To say that Paula is a force of nature is probably something of an understatement. Simultaneously her own worst enemy and her only salvation, Dosch is incredible in the role. A shrieking banshee one minute, her Paula is also incredibly fragile, to the point where the doctor asking her very pertinent questions about what is clearly not her first self inflicted injury at the beginning of the movie really makes you worry for her. The wonder of this movie though is that we follow Paula's gradual restoration without ever changing her fundamental character. This isn't a movie that presents you with a stand out eureka moment from which the character magnificently rises. Paula remains Paula throughout, her decisions are often badly informed and sometimes outright poor but they are her decisions.

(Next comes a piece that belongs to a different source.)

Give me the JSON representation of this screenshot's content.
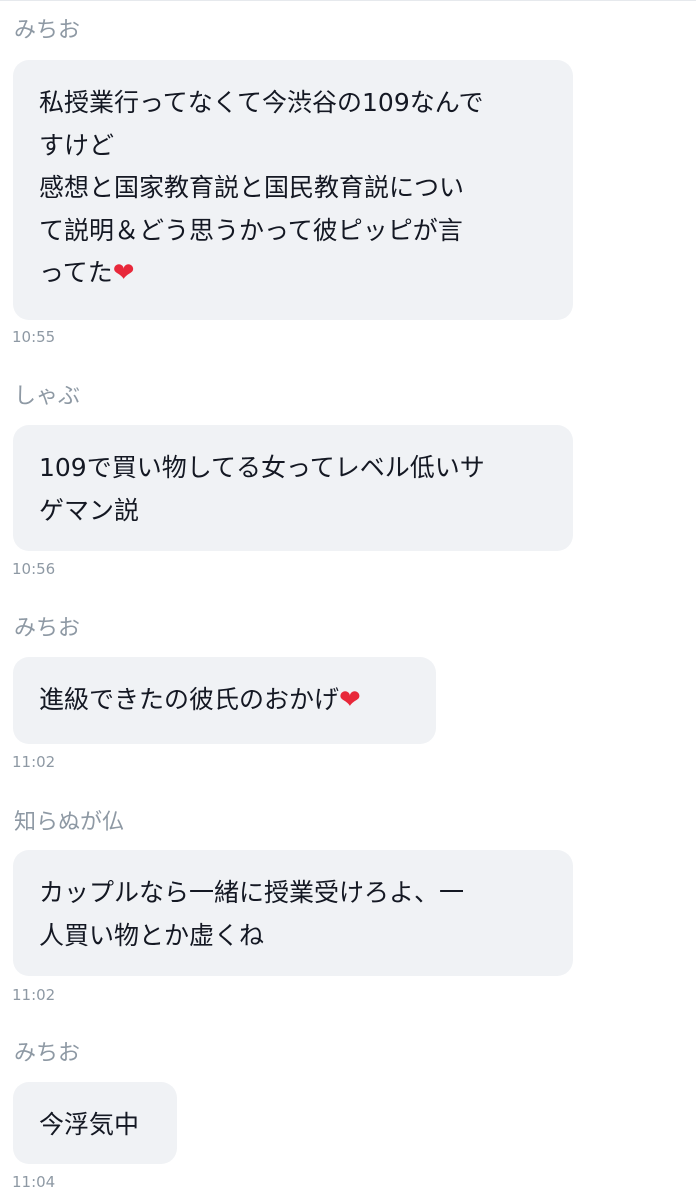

Released from the cloying grasp of the Professor she has wasted ten years with (we get to meet the boorish, desperate, misogynist late in the piece), Paula finally has to face herself and deal with the consequences. If this is all coming across as glum, then that's entirely my fault. This is a movie stuffed with a kind of dry humour entirely befitting somebody who steals a cat, then attempts to abandon it at a cemetery. Only to have to take it to the vets later - indeed the deterioration in the cat's appearance is pretty much inversely proportional to Paula's resurgence (don't worry, the cat comes out just fine).
Jeune Femme (or Montparnasse Bienvenue as it appears to be called now) is a remarkable movie, bringing out the worst and best in someone's character without ever making the patronising assumption that a saviour (particularly a male one) is required or those two things are mutually exclusive. Dosch is incredible and for an experienced filmmaker this would be an accomplished piece. For a debut, it's genuinely impressive.